To vary the laser fluence in the experiment, we used an iris before the final focusing optics, enabling control over the two laser fluence levels discussed in this work. We calculated the absolute laser fluence for each shot, allowing us to include only the scattered X-ray photons corresponding to specific fluence bands in our analysis. We first measured the laser energy for each shot and accounted for spatial jitter using a calibrated equivalent plane camera. The laser intensity profile was determined by combining these measurements with images of the laser spot taken in the focal plane, as shown in Extended Data Fig. 3. Knowing the precise location of the X-ray beam relative to the laser spot allowed us to calculate the fluence at the point of X-ray interaction for each shot. The X-ray beam position was periodically updated using a yttrium-aluminium-garnet crystal screen, which provided the pixel location of the X-ray beam on the detector. This calibration ensured accurate alignment between the laser spot and the X-ray probe, allowing precise calculation of the laser fluence at the interaction point.

Inelastic X-ray scattering spectrometer dispersion calculation

The diffraction from the (533) plane of each of the three high-resolution silicon diced-crystal analysers was found to lie along an arc with a radius of 1,745.5 pixels (87.3 mm) on the detector (Extended Data Fig. 4). Considering a pixel size of 50 µm, we determined the incident X-ray energy to be 7,491.9 eV and calculated an energy dispersion of 8.187 meV per pixel, or equivalently, 0.164 meV per µm.

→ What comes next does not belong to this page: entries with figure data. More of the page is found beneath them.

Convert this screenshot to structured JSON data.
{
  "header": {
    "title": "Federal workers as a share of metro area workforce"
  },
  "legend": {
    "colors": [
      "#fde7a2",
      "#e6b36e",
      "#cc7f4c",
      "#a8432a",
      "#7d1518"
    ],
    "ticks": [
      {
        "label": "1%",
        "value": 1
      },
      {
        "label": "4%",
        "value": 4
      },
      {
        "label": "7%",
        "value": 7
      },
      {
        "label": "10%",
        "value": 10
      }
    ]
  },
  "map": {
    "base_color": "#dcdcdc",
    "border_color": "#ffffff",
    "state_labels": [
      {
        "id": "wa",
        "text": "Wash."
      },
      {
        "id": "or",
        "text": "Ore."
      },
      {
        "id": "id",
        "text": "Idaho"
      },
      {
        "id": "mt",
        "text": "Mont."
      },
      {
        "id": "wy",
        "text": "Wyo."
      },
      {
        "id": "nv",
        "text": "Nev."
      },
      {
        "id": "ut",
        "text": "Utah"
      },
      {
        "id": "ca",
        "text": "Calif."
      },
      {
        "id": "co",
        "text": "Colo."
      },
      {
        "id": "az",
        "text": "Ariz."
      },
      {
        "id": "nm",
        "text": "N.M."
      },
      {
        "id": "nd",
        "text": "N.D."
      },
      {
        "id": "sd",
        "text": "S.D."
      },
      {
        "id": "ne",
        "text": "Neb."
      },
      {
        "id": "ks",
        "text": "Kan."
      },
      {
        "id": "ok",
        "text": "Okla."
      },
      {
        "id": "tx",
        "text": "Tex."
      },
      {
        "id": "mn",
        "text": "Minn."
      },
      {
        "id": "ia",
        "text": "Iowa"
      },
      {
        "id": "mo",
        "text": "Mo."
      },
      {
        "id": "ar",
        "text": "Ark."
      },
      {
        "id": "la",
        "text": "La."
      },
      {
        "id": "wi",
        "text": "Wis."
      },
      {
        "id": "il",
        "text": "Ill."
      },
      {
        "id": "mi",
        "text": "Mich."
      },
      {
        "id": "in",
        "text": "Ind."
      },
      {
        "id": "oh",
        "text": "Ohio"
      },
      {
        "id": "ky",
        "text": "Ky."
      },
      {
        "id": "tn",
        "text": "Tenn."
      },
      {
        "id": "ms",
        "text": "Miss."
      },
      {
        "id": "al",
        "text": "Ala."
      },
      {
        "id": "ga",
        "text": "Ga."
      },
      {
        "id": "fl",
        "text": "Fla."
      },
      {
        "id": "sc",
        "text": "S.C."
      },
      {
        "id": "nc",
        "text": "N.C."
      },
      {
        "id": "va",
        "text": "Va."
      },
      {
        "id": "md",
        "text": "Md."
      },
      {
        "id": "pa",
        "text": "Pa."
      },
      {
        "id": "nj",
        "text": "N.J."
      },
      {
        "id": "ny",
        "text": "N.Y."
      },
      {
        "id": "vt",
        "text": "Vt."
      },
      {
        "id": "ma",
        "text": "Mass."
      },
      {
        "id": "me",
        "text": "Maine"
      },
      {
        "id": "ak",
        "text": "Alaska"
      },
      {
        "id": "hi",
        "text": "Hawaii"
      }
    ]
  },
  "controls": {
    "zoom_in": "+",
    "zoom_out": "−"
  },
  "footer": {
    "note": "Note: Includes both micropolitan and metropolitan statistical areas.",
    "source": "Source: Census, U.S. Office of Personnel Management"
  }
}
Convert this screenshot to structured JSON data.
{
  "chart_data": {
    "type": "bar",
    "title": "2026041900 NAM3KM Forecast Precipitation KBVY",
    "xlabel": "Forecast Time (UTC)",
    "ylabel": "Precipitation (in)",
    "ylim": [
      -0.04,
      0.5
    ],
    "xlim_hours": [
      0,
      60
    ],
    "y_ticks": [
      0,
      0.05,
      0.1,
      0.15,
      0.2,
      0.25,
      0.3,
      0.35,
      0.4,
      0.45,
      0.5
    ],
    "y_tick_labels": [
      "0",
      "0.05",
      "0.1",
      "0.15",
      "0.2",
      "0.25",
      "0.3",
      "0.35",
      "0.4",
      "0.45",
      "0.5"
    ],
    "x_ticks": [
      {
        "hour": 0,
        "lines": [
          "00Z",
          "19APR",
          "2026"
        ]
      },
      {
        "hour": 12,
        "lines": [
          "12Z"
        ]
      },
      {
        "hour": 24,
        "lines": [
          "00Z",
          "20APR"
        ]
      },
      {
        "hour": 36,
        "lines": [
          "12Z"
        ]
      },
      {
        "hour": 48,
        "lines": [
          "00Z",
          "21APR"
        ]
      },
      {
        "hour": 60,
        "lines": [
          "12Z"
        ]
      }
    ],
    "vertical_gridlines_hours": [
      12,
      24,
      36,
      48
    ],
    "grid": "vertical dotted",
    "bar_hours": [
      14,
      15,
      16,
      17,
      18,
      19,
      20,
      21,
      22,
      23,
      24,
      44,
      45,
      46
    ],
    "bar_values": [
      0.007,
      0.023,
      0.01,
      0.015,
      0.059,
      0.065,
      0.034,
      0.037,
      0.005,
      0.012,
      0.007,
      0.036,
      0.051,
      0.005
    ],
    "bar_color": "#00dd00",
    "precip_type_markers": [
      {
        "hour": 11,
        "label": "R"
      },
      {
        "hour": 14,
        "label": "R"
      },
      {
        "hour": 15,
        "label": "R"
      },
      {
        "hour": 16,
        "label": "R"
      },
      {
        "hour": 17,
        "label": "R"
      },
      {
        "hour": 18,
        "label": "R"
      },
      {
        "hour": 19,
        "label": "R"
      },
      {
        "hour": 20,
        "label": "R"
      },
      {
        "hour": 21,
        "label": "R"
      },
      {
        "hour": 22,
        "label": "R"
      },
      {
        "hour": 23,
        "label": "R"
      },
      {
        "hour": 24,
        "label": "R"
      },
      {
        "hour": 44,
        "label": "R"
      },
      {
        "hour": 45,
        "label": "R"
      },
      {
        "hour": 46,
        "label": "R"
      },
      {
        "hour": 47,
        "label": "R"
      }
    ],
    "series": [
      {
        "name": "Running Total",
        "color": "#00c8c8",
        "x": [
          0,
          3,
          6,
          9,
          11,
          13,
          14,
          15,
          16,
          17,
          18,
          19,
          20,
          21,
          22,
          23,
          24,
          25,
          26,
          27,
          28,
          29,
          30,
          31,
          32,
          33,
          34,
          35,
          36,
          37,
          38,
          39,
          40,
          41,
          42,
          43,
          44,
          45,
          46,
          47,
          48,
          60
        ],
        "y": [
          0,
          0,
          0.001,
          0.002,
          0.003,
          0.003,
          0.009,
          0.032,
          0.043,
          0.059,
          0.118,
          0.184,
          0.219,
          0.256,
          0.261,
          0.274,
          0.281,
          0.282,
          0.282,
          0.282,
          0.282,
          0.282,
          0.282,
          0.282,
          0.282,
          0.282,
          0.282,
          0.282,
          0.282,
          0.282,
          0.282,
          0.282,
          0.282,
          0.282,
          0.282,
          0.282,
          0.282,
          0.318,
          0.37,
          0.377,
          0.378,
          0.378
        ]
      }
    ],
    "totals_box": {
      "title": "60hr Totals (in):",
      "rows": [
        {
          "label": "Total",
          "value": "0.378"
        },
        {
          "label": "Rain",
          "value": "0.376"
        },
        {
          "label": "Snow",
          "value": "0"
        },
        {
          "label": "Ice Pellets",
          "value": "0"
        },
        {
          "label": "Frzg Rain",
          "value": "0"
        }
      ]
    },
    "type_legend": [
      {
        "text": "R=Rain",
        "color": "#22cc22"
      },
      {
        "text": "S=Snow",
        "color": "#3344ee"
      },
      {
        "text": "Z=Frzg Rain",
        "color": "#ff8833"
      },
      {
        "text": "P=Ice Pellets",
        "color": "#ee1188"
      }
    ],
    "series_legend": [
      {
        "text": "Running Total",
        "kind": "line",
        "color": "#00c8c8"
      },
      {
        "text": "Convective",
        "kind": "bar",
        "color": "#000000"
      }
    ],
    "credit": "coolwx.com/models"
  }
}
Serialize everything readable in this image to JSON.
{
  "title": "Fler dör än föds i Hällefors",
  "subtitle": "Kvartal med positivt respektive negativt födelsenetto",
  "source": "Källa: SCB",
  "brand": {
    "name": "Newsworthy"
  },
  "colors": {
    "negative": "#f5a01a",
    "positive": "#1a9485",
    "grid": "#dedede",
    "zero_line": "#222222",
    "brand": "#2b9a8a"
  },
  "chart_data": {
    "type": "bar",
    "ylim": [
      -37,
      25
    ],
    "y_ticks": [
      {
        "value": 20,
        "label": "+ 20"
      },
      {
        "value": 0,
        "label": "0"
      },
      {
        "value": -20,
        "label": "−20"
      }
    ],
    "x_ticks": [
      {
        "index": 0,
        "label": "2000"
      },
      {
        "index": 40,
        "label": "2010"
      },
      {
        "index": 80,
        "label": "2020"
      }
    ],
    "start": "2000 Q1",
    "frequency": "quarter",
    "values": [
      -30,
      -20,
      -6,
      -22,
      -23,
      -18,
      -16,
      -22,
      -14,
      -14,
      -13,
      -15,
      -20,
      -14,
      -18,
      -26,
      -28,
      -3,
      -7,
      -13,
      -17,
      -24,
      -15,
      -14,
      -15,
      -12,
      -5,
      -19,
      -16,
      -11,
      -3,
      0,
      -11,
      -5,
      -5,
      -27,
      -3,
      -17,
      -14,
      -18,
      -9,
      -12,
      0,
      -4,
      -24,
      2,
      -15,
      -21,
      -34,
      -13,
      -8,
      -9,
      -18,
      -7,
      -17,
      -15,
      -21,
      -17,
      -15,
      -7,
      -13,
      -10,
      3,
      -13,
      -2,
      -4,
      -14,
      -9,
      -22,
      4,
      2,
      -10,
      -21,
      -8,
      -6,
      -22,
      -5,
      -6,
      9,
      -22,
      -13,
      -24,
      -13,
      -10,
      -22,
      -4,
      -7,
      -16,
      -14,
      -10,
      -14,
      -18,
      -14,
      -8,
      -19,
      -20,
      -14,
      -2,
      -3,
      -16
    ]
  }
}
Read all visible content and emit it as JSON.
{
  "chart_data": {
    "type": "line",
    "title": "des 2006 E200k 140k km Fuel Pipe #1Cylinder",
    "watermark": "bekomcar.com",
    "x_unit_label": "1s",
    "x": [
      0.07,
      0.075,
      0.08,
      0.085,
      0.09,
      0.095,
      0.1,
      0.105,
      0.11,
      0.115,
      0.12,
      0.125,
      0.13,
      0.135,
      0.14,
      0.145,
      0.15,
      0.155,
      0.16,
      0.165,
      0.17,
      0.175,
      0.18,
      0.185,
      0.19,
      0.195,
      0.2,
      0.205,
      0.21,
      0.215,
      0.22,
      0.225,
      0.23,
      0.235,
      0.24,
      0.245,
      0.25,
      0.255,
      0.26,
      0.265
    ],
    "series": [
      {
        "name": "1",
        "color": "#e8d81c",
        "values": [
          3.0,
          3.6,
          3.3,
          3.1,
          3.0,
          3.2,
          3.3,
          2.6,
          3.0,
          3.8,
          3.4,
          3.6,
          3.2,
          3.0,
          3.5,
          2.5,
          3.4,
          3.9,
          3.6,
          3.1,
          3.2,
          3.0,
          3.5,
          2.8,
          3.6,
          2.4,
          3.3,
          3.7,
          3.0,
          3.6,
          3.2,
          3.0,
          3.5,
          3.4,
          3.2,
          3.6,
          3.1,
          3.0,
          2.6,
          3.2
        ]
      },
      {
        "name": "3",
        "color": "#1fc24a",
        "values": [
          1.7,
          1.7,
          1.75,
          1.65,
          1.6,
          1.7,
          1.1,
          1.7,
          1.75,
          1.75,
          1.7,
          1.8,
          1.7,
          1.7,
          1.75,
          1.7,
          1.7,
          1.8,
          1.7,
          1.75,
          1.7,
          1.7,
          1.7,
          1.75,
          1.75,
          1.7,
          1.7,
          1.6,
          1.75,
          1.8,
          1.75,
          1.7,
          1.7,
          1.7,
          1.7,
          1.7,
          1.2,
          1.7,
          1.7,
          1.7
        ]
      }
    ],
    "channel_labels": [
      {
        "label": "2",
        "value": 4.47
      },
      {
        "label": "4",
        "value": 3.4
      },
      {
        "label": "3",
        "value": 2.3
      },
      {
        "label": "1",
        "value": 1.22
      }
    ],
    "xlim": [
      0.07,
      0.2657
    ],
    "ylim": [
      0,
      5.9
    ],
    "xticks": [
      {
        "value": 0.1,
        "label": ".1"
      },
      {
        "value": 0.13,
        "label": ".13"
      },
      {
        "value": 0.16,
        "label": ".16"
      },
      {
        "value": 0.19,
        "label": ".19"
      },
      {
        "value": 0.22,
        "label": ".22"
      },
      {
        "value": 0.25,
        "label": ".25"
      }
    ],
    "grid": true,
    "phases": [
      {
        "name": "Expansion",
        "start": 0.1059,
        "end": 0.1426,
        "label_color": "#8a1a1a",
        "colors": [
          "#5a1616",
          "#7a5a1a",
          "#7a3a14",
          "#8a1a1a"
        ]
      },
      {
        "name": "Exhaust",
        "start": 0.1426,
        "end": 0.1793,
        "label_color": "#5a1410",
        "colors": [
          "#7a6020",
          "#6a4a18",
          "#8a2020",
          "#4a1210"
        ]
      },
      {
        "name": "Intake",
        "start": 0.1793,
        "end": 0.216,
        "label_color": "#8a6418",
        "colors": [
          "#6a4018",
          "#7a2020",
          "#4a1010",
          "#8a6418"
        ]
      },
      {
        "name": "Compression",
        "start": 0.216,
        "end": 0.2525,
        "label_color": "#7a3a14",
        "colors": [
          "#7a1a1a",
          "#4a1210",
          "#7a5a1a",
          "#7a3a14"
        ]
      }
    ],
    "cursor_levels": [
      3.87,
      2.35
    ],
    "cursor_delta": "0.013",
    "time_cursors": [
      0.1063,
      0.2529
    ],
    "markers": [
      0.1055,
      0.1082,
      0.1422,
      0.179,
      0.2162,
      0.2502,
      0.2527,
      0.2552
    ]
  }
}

Determination of target density

In this work, the diffraction of the Bragg peaks was collected simultaneously with the temperature measurements, enabling experimental determination of the melting point and target expansion. Extended Data Fig. 5a,b illustrates the decay of the (111) Bragg peak for the two fluence cases examined in this study. The decay of the Bragg peak over time reflects the increased thermal motion of atoms around their lattice sites. For both cases, the last solid time delay, as discussed in the main text, was defined by the final delay at which the (111) Bragg peak remained visible, specifically at 3.4 ps and 2.95 ps for the low- and high-fluence cases, respectively. In addition, Extended Data Fig. 5c,d highlights the variation in the position of the peak centre over time. The absence of a shift in the peak centre with time delay indicates that the target density remains constant up to the melting point.